A mouse hepatocyte carbohydrate-specific receptor and its interaction with liver-metastasizing tumor cells

Abstract
Spontaneous high‐metastatic variants (ESb) of the DBA/2 mouse lymphoma L5178Y which show heavy liver involvement were found to form rosettes in vitro with isolated autologous hepatocytes, whilst low‐metastatic sublines of the same tumor (Eb) did not. An analysis of the molecules involved in the hepatocyte:tumor cell interaction was performed by affinity adsorption and SDS‐polyacrylamide gel electrophoresis of 125I‐labelled membrane components from either the hepatocytes or the tumor cells. The hepatocytes were found to bind ESb tumor cells through lectin‐like hepatic binding proteins (HBP) with molecular weights of 52, 56 and 110 Kd and specificity for D‐galactosyl and N‐acetyl‐D‐galactosaminyl residues. More than 10 different cell surface glycoproteins of ESb tumor cells and none of Eb‐type tumor cells served as ligands in the hepatocyte interaction.
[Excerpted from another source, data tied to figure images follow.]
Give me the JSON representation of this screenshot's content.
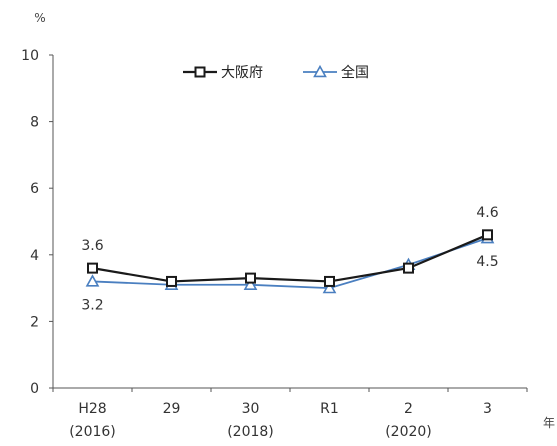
{
  "chart_data": {
    "type": "line",
    "y_unit": "%",
    "x_unit": "年",
    "categories": [
      {
        "line1": "H28",
        "line2": "(2016)"
      },
      {
        "line1": "29",
        "line2": ""
      },
      {
        "line1": "30",
        "line2": "(2018)"
      },
      {
        "line1": "R1",
        "line2": ""
      },
      {
        "line1": "2",
        "line2": "(2020)"
      },
      {
        "line1": "3",
        "line2": ""
      }
    ],
    "ylim": [
      0,
      10
    ],
    "yticks": [
      "0",
      "2",
      "4",
      "6",
      "8",
      "10"
    ],
    "series": [
      {
        "name": "大阪府",
        "values": [
          3.6,
          3.2,
          3.3,
          3.2,
          3.6,
          4.6
        ],
        "color": "#1a1a1a",
        "marker": "square"
      },
      {
        "name": "全国",
        "values": [
          3.2,
          3.1,
          3.1,
          3.0,
          3.7,
          4.5
        ],
        "color": "#4a7fc0",
        "marker": "triangle"
      }
    ],
    "data_labels": [
      {
        "series": 0,
        "index": 0,
        "text": "3.6",
        "position": "above"
      },
      {
        "series": 1,
        "index": 0,
        "text": "3.2",
        "position": "below"
      },
      {
        "series": 0,
        "index": 5,
        "text": "4.6",
        "position": "above"
      },
      {
        "series": 1,
        "index": 5,
        "text": "4.5",
        "position": "below"
      }
    ],
    "legend_position": "top-center",
    "grid": false
  }
}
The low‐metastatic subline Eb formed hepatocyte rosettes only after neuraminidase pretreatment, indicating that lectin binding carbohydrate structures existed in a cryptic form masked on these cells by sialic acid. Although lectin‐car‐bohydrate interactions have been found to play a crucial role in many intercellular recognition processes, this apparently is the first molecular description of such an interaction between organ‐derived normal parenchymal cells and tumor cells. The possible relevance of such an interaction for cancer metastasis is suggested by the finding that spleen‐selected ESb sublines differed from liver‐selected ones in their organotropism as well as in their ability to form hepatocyte rosettes.